The U.S. people no longer wondered whether the U.S. was in. They wondered now whether the U.S. was winning.

From the established evidence it did not look as if the U.S. Navy, famous for equipment and famous for morale, was making a very good start in winning the Battle of the Atlantic. On the docket for all to see were the sinking of the Reuben James (see col. 2), the nicking of the Kearny, the near missing of the Greer. If the crack U.S. Navy had exacted any price from the enemy, it was not public knowledge.

No less a pair of authorities than the Secretary of the Navy and its Commander in Chief last week told the U.S. people that even when the Navy had sunk German submarines, the sinking would not become public knowledge (see p. 17).
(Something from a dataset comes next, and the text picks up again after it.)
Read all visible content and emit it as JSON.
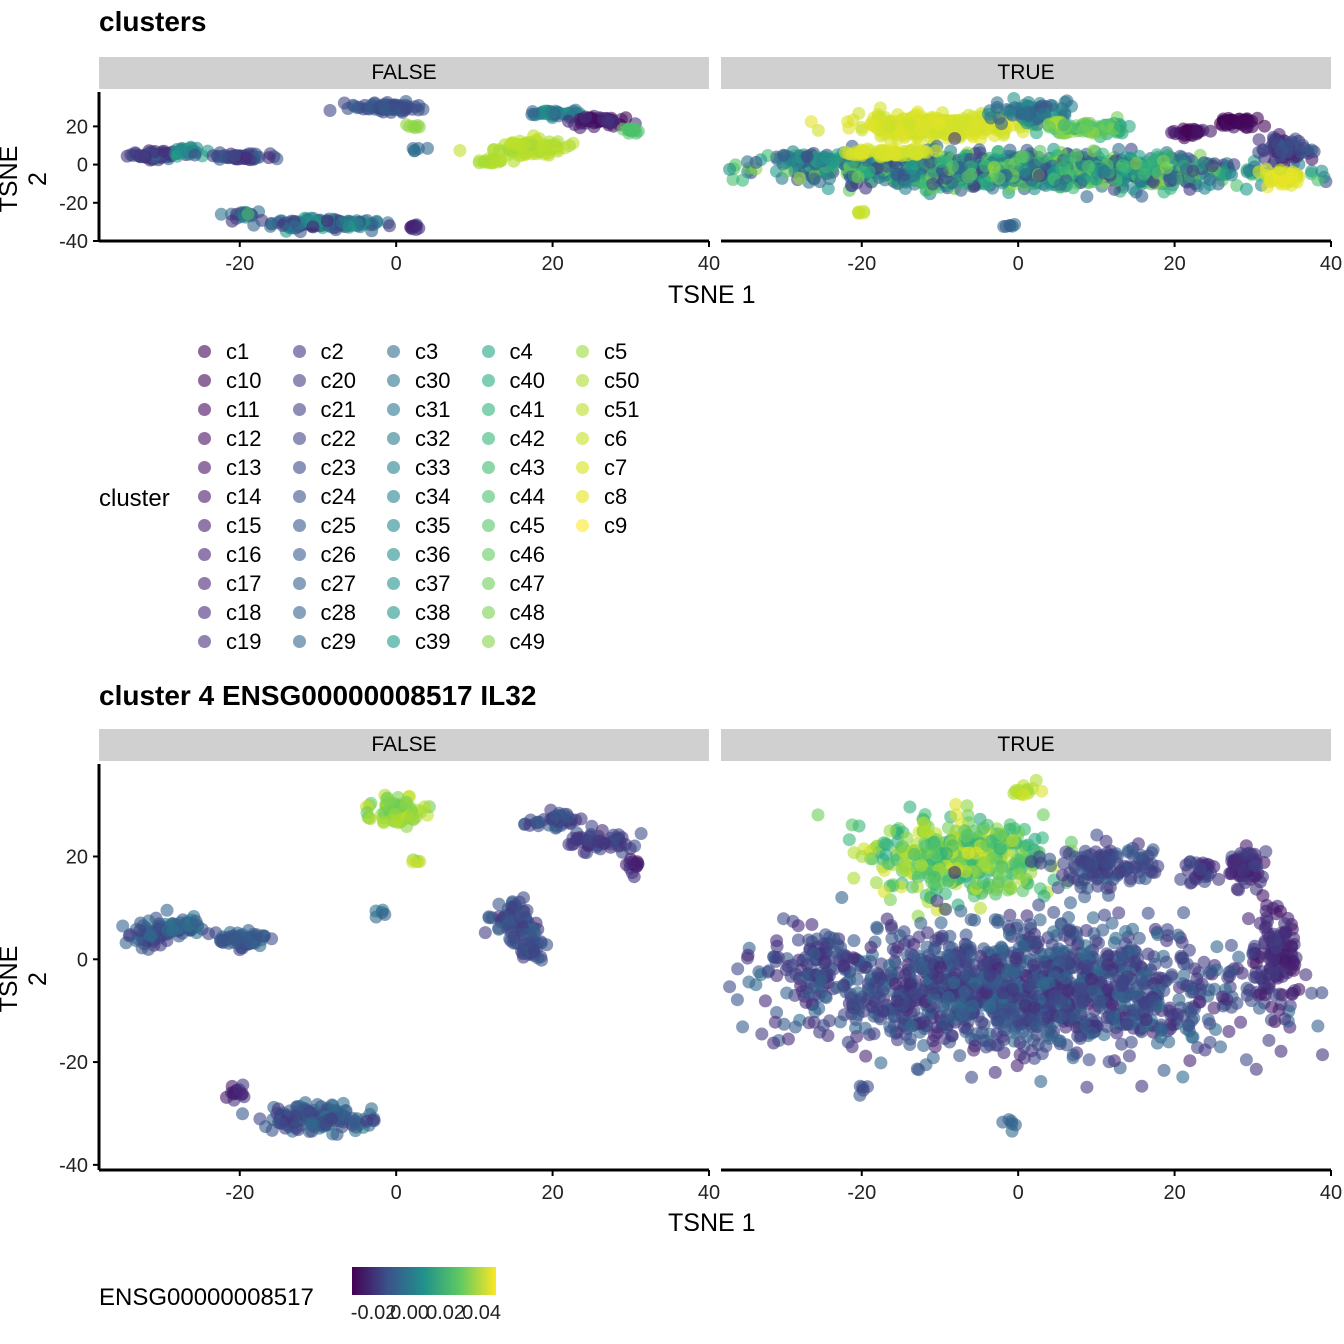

> Secretary of the Navy Frank Knox said: "Great Britain has been in the war a long time. The Germans have been attacking them with submarines for a long time. Obviously, the British have sunk a great many subs, but the public has heard very little about them. We will be governed by the same policy. If it seems best strategically not to reveal a sinking, we won't reveal it."

> President Roosevelt, when questioned on sinkings, would not answer. But he told a little parable: One day in the last war he had flown over the Bay of Biscay in a French blimp. He had taken the controls himself for a bit. The next day the blimp thought it saw a submarine on the seafloor near Penmarch Point, where a U-boat had periodically attacked shipping entering the Loire's mouth. The blimp put down a buoy. Airplanes and sub-chasers dropped depth charges. An oil slick showed, but the Allies did not claim a submarine. After the war divers went down off Penmarch Point, and there they found a submarine.

German submarines have been known to release oil to make the supposedly telltale slick; they may even put up some wreckage to throw pursuers off the trail. And even if slicks and wreckage were genuine, it would be harder on German crew morale if U-boats simply disappeared with never a word as to where, when, how.

In short it is possible that the Navy has drawn blood. But apparently the Navy is not sure.